Mulheres comemoram nas ruas após aprovação da legalização do aborto na Câmara da Argentina: o verde ficou conhecido como a cor do movimento "pró-escolha" no país (RONALDO SCHEMIDT/AFP)
Carolina Riveira
Publicado em 12 de dezembro de 2020 às 16h19.
Última atualização em 30 de dezembro de 2020 às 13h16.
A Argentina aprovou na madrugada desta quarta-feira a legalização do aborto no país, após o texto passar no Senado. A nova lei veio de um decreto enviado pessoalmente pelo presidente de centro-esquerda Alberto Fernández e que já havia sido aprovado na Câmara.
O país já havia tentado aprovar uma legislação parecida há dois anos, mas o texto havia sido barrado justamente no Senado. Desta vez, com alguns senadores mudando o voto desde então, a Argentina se juntou a um grupo composto majoritariamente por países desenvolvidos da América do Norte, da Europa e da Oceania que já têm leis abrangentes com relação ao aborto.
Ao todo, cerca de 59% das mulheres no mundo vive em países cujas legislações preveem a interrupção da gravidez em circunstâncias mais amplas, segundo a organização não-governamental Center for Reproductive Rights, em estudo feito antes das mudanças na lei argentina.
Segundo a Organização Mundial da Saúde, 23.000 mulheres morrem todos os anos de abortos inseguros e outras dezenas de milhares sofrem com complicações de saúde posteriores ao procedimento. Mais de 90% dos abortos inseguros foram feitos em países em desenvolvimento na África, Ásia e América Latina.
Na América do Sul, três países têm leis mais permissivas com relação ao aborto, segundo a classificação do Center for Reproductive Rights. São eles: Guiana, Guiana Francesa e, mais recentemente, o Uruguai. Nestes países, a mãe pode escolher não ter a criança, mesmo caso a gravidez não represente riscos diretos à saúde.
Outros lugares, como Bolívia, Equador, Peru e Colômbia, usam critérios de saúde na América do Sul, regra que a própria Argentina também usava antes (a legislação de aborto no país datava de 1921).
Os critérios podem variar desde a saúde mental da mãe até eventuais doenças na mãe e no feto. A Organização Mundial da Saúde recomenda que, se um país decidir adotar critérios de saúde, devem ser levados em conta não só a saúde física, mas também psicológica dos envolvidos.
Por fim, o Brasil, a Venezuela, o Paraguai e o Chile estão entre os com a segunda legislação mais proibitiva do mundo: o aborto só pode ocorrer no caso de risco direto e comprovado à vida da mãe -- ou caso a mãe seja vítima de violência sexual, exceção estabelecida, por exemplo, na legislação do Brasil.

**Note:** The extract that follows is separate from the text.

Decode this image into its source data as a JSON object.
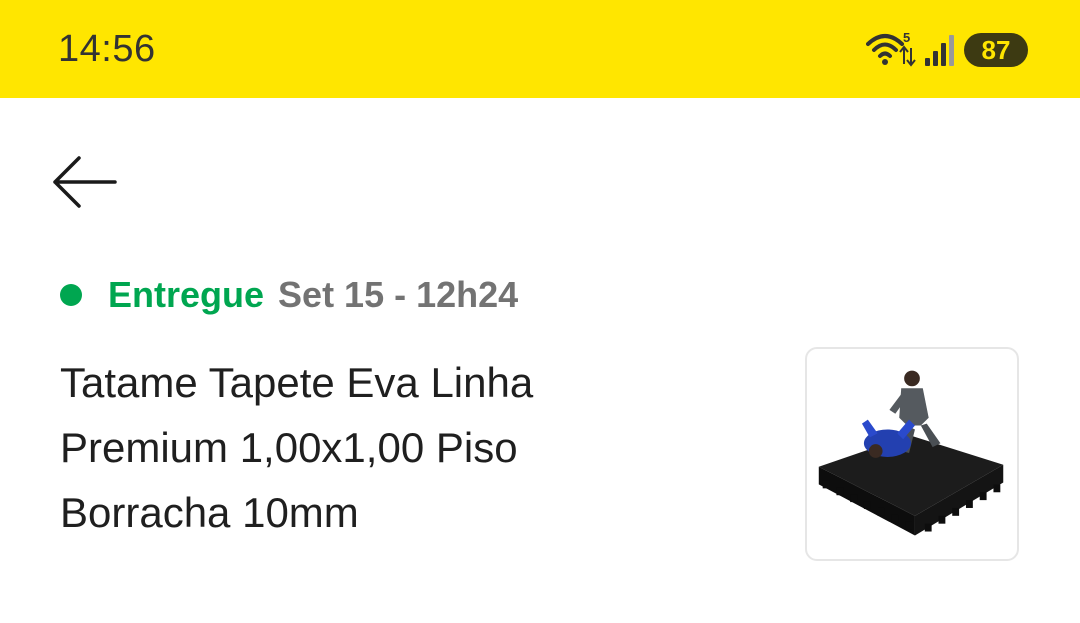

Por fim, as legislações mais proibitivas são as que proíbem aborto em quaisquer circunstâncias, mesmo caso a mãe seja violentada. Na América do Sul, é caso somente do Suriname. Globalmente, estão nessa lista diversos países da África (como o Egito), alguns da América Central (como a Nicarágua), o Iraque e as Filipinas.
Alguns países, como Índia, Reino Unido e alguns países da África, não autorizam um aborto automaticamente segundo a vontade da mãe, mas analisam outros critérios antes de conceder autorização, como a situação socioeconômica e financeira da família.
Em países onde os estados têm maior autonomia para decidir suas leis, como os Estados Unidos ou a Austrália, há ainda legislações diferentes a depender do estado.
Nos Estados Unidos, apesar de leis específicas com restrições em alguns estados, o aborto legal é tido como um direito em todo o território desde uma decisão da Suprema Corte em 1973, no histórico caso batizado de Roe vs. Wade. Essa decisão é até hoje contestada pelo campo conservador e foi um dos pontos que o presidente americano Donald Trump afirmou que gostaria de mudar ao indicar a juíza conservadora Amy Barrett para uma vaga na Suprema Corte neste ano.
O Brasil não tem uma lei que permite a interrupção da gravidez por decisão da mãe. A legislação sobre o tema vem do Código Penal de 1940, que criminaliza o aborto, com penas previstas de três a dez anos de detenção. Há exceções na lei para quem realizar o procedimento em dois casos: gravidez decorrente de estupro e risco à vida da mãe.
Há, ainda, a permissão do aborto para o caso de anencefalia do feto, que foi incluído neste rol após uma decisão do Supremo Tribunal Federal (STF).
(Com Clara Cerioni)
*A matéria foi atualizada em 30 de dezembro de 2020, para incluir a aprovação da nova lei do aborto na Argentina.